DoseWatch RPAK against DoseWise calculated RPAK

This plot however does not make clear what the relationship is between the two softwares. It could be interpreted that if the four points with the lowest RPAK calculated on DoseWise were omitted, then there would be a linear correlation; however if the three points with the highest RPAK were omitted, then it would give a correlation that DoseWatch remains constant as DoseWise increases.

The percentage of DoseWise angular positions within DoseWatch’s value range can be seen in Table 2 for both the co-ordinates of the colour-coded circle and the central coordinates of the cell with the highest value for Air Kerma.

Table 2.

Percentage of DoseWise position values within DoseWatch’s range for the primary and secondary angles

	Primary Angle	Secondary Angle
Circle co-ordinates	40%	10%
Highest cell	50%	30%

Discussion & conclusion

These results show a mean deviation for our small set of patients. This difference is enough, for higher peak skin absorbed dose patients, to change the management of patients so local services must understand their models to properly implement patient management.

It is important to understand these differences. In DoseWatch, the peak air kerma is shown in an incidence map made up of cells representing 30⁰ ranges of both primary and secondary angulations centred on a [0⁰, 0⁰] angulation. A ‘Worst Case RPAK’ is demonstrated at the intersection of four cells that have the highest sum total of peak air kerma values. This is an attempt to allow for worst case beam overlap between cells and potentially will lead to an overestimate of peak air kerma, whereas taking the maximum cell value may result in an underestimate. Both systems reflect reality for the phantom that the software model uses and again will not reflect actual patient doses unless the patient skin surface coincides with that of the model’s phantom.
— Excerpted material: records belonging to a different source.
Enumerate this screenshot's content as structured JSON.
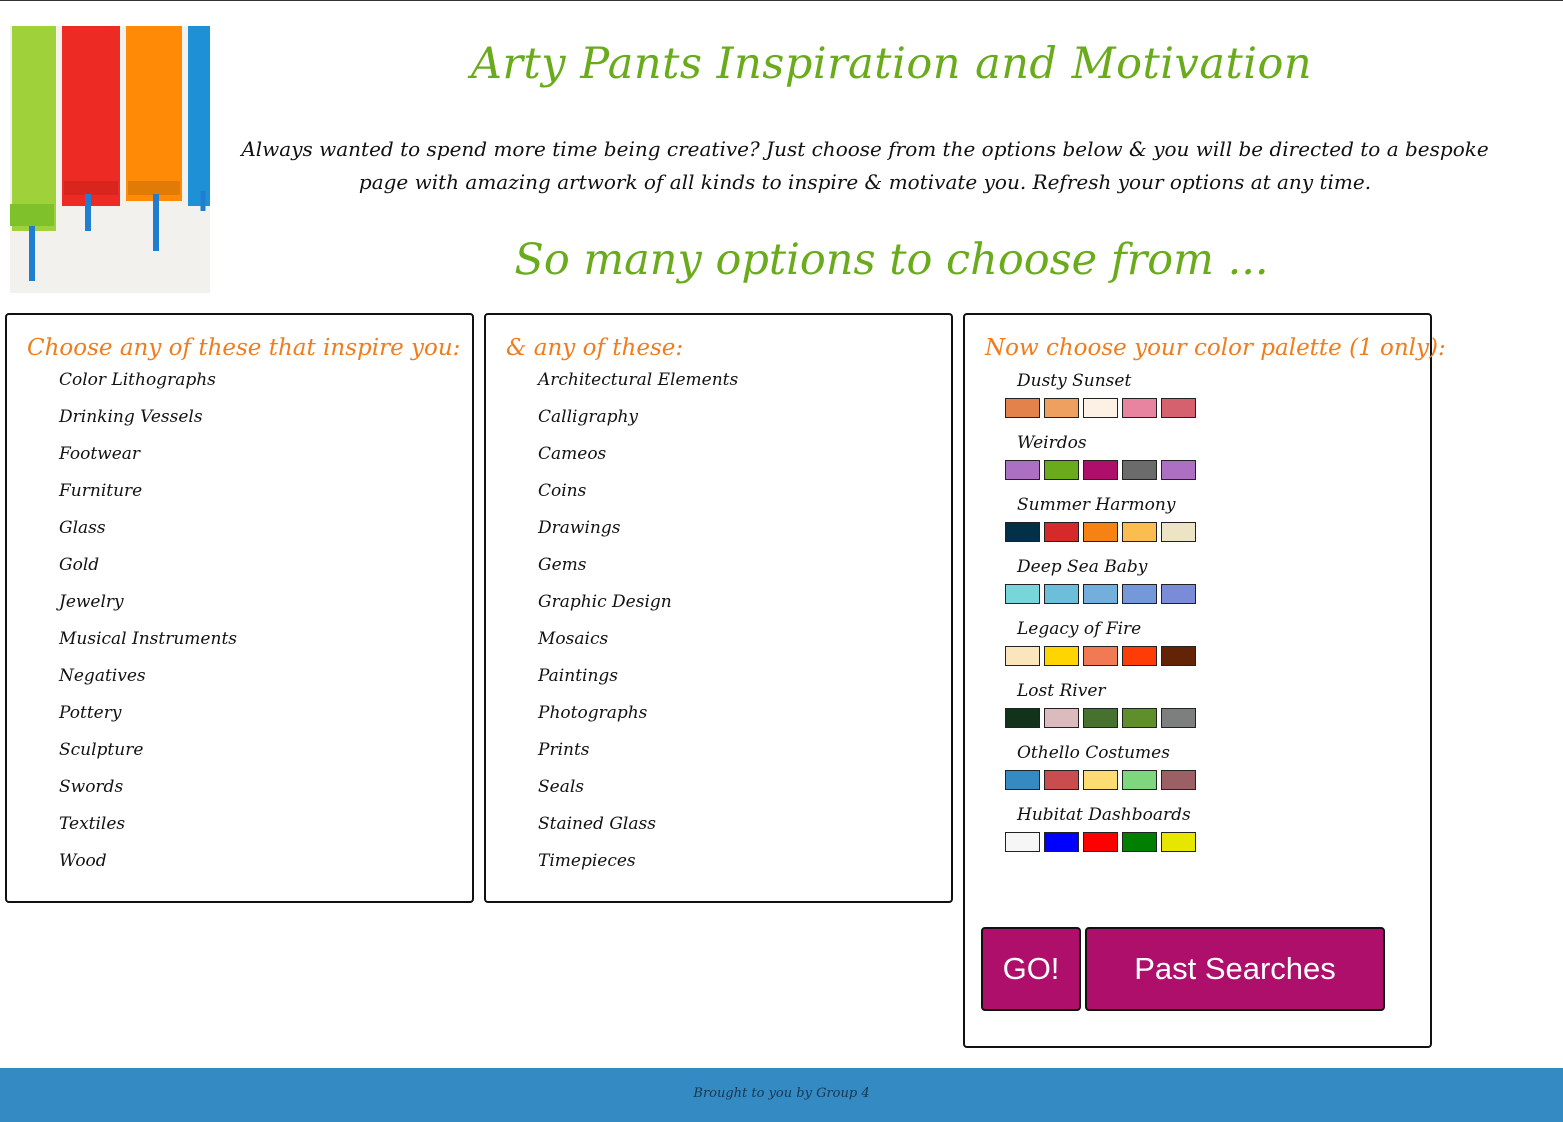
{
  "header": {
    "title": "Arty Pants Inspiration and Motivation",
    "intro": "Always wanted to spend more time being creative? Just choose from the options below & you will be directed to a bespoke page with amazing artwork of all kinds to inspire & motivate you. Refresh your options at any time.",
    "subtitle": "So many options to choose from ..."
  },
  "hero_image": {
    "icon": "paint-rollers-image",
    "colors": [
      "#9fd23a",
      "#ee2a24",
      "#ff8a05",
      "#1e90d6"
    ]
  },
  "panel1": {
    "heading": "Choose any of these that inspire you:",
    "items": [
      "Color Lithographs",
      "Drinking Vessels",
      "Footwear",
      "Furniture",
      "Glass",
      "Gold",
      "Jewelry",
      "Musical Instruments",
      "Negatives",
      "Pottery",
      "Sculpture",
      "Swords",
      "Textiles",
      "Wood"
    ]
  },
  "panel2": {
    "heading": "& any of these:",
    "items": [
      "Architectural Elements",
      "Calligraphy",
      "Cameos",
      "Coins",
      "Drawings",
      "Gems",
      "Graphic Design",
      "Mosaics",
      "Paintings",
      "Photographs",
      "Prints",
      "Seals",
      "Stained Glass",
      "Timepieces"
    ]
  },
  "panel3": {
    "heading": "Now choose your color palette (1 only):",
    "palettes": [
      {
        "name": "Dusty Sunset",
        "colors": [
          "#e3834b",
          "#eda060",
          "#fdf1e6",
          "#e883a0",
          "#d5606e"
        ]
      },
      {
        "name": "Weirdos",
        "colors": [
          "#ad6fc4",
          "#6aab1c",
          "#ad0f6b",
          "#6b6b6b",
          "#ad6fc4"
        ]
      },
      {
        "name": "Summer Harmony",
        "colors": [
          "#033049",
          "#d62929",
          "#f78214",
          "#fbbd4f",
          "#ede4c5"
        ]
      },
      {
        "name": "Deep Sea Baby",
        "colors": [
          "#76d6da",
          "#6dbfd9",
          "#73afda",
          "#7598d8",
          "#7a8bd7"
        ]
      },
      {
        "name": "Legacy of Fire",
        "colors": [
          "#fae5bc",
          "#fed500",
          "#f17a55",
          "#fd3c07",
          "#622307"
        ]
      },
      {
        "name": "Lost River",
        "colors": [
          "#12331a",
          "#dbbbbe",
          "#46722e",
          "#5e8f2b",
          "#7c7f7e"
        ]
      },
      {
        "name": "Othello Costumes",
        "colors": [
          "#358ac2",
          "#c94c4e",
          "#fddd73",
          "#7ed67e",
          "#9b6063"
        ]
      },
      {
        "name": "Hubitat Dashboards",
        "colors": [
          "#f6f6f6",
          "#0000fe",
          "#fe0000",
          "#007f01",
          "#e6e600"
        ]
      }
    ]
  },
  "buttons": {
    "go": "GO!",
    "past_searches": "Past Searches"
  },
  "footer": {
    "text": "Brought to you by Group 4"
  },
  "colors": {
    "title_green": "#6aab1c",
    "heading_orange": "#f07c1c",
    "button_magenta": "#ad0f6b",
    "footer_blue": "#348ac2"
  }
}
Some interventional units have sophisticated ‘skin dose’ modelling built into the actual imaging equipment. In some instances, it may be that these ‘in-lab’ systems are more realistic than PDMS systems for the management of patient follow-up after high-dose procedures. Furthermore, these data are real-time and so provide for immediate decision-making.

The method for comparing the position of the peak ‘dose’ from both systems had some limitations. The DoseWatch position was assumed to either be at the centre of the four highest neighbouring cells or the centre of the highest cell. For DoseWise, it was assumed to lie at the centre of the highest ‘dose’ irradiation event. These approaches are unlikely to be correct in reality. However, the differences between the actual positions of the peak value of ‘dose’ are small on average but have some large variations between patients due to the nature of how this data is presented by the two systems. It is felt that, in practice, centres would advise the patient in a reasonably general way to look out for skin reddening, thus meaning precise values of angulations would not be helpful to a patient or clinician.
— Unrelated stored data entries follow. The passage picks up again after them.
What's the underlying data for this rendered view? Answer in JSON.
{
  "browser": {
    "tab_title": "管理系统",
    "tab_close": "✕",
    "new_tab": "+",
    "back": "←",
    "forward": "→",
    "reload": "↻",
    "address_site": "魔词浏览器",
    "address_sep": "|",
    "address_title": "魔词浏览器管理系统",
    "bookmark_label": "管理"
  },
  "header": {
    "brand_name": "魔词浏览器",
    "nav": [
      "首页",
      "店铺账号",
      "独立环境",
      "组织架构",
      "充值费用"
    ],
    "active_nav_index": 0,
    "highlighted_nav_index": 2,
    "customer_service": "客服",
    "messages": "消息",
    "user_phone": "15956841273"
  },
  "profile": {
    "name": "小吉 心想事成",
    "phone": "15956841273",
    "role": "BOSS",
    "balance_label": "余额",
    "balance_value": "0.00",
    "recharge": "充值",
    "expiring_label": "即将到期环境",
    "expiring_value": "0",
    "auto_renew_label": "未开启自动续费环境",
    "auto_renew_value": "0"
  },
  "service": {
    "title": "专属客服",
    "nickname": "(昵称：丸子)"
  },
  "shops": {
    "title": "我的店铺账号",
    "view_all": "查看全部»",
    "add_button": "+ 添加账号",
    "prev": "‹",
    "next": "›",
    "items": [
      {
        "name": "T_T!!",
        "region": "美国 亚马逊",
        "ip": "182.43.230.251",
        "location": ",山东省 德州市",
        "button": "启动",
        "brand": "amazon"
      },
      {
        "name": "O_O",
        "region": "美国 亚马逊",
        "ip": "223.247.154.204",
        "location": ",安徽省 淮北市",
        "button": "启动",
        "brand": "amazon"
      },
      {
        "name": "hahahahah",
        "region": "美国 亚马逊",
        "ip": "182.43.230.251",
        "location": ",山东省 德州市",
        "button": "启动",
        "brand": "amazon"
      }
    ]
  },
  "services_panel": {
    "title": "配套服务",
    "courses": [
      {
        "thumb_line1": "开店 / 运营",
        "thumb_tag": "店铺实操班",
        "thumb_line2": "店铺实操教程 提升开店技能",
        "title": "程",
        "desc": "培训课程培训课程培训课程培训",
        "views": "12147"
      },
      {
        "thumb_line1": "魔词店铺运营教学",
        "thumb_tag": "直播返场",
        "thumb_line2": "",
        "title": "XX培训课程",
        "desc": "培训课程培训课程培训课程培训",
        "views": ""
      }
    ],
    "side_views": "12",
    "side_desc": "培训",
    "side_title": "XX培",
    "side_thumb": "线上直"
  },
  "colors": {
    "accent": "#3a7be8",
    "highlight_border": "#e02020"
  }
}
Both software packages provide useful information regarding patient skin dose from complex cardiological procedures and enable quantitative skin dose information to be assessed prior to determining whether or not a trigger for post-procedure high-skin dose follow-up is required. Furthermore, both packages have been validated.[7,8]
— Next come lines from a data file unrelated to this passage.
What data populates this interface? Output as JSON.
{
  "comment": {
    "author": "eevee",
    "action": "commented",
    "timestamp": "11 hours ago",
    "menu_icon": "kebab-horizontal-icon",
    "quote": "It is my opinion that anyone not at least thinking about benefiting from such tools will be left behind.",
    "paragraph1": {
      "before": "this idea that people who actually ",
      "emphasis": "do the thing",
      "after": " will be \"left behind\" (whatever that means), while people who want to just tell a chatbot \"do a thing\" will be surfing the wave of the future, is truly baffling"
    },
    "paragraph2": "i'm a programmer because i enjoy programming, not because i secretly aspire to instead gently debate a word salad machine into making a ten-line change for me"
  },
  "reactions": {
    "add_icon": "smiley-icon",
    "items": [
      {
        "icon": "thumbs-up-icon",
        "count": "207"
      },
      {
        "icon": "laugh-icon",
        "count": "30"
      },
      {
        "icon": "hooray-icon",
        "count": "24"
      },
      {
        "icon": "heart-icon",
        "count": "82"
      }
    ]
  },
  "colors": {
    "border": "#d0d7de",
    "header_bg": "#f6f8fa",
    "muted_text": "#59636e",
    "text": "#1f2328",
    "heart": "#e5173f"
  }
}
However, whether the model utilises absorbed dose to skin or peak skin air kerma, it is important that the user understands both the data and its limitations when utilising such data within clinical management procedures and useful information has been published in an EU-funded research project.[9] For instance, in our comparison one system presents data as absorbed dose to skin, whilst the other presents skin air kerma. Training in these systems, therefore, is vital to ensure correct interpretation of results. Such training must involve an understanding of the potential differences between actual patient peak absorbed dose to skin and the number presented by the software. This is provided by the evidence used by the suppliers for validation.

We have shown systematic differences between these two systems regarding skin dose information provided. We do not claim that either system is ‘incorrect’. However, these differences show that a deeper understanding of the analysis limitations is required to properly inform post-procedural high-skin dose follow-up procedures.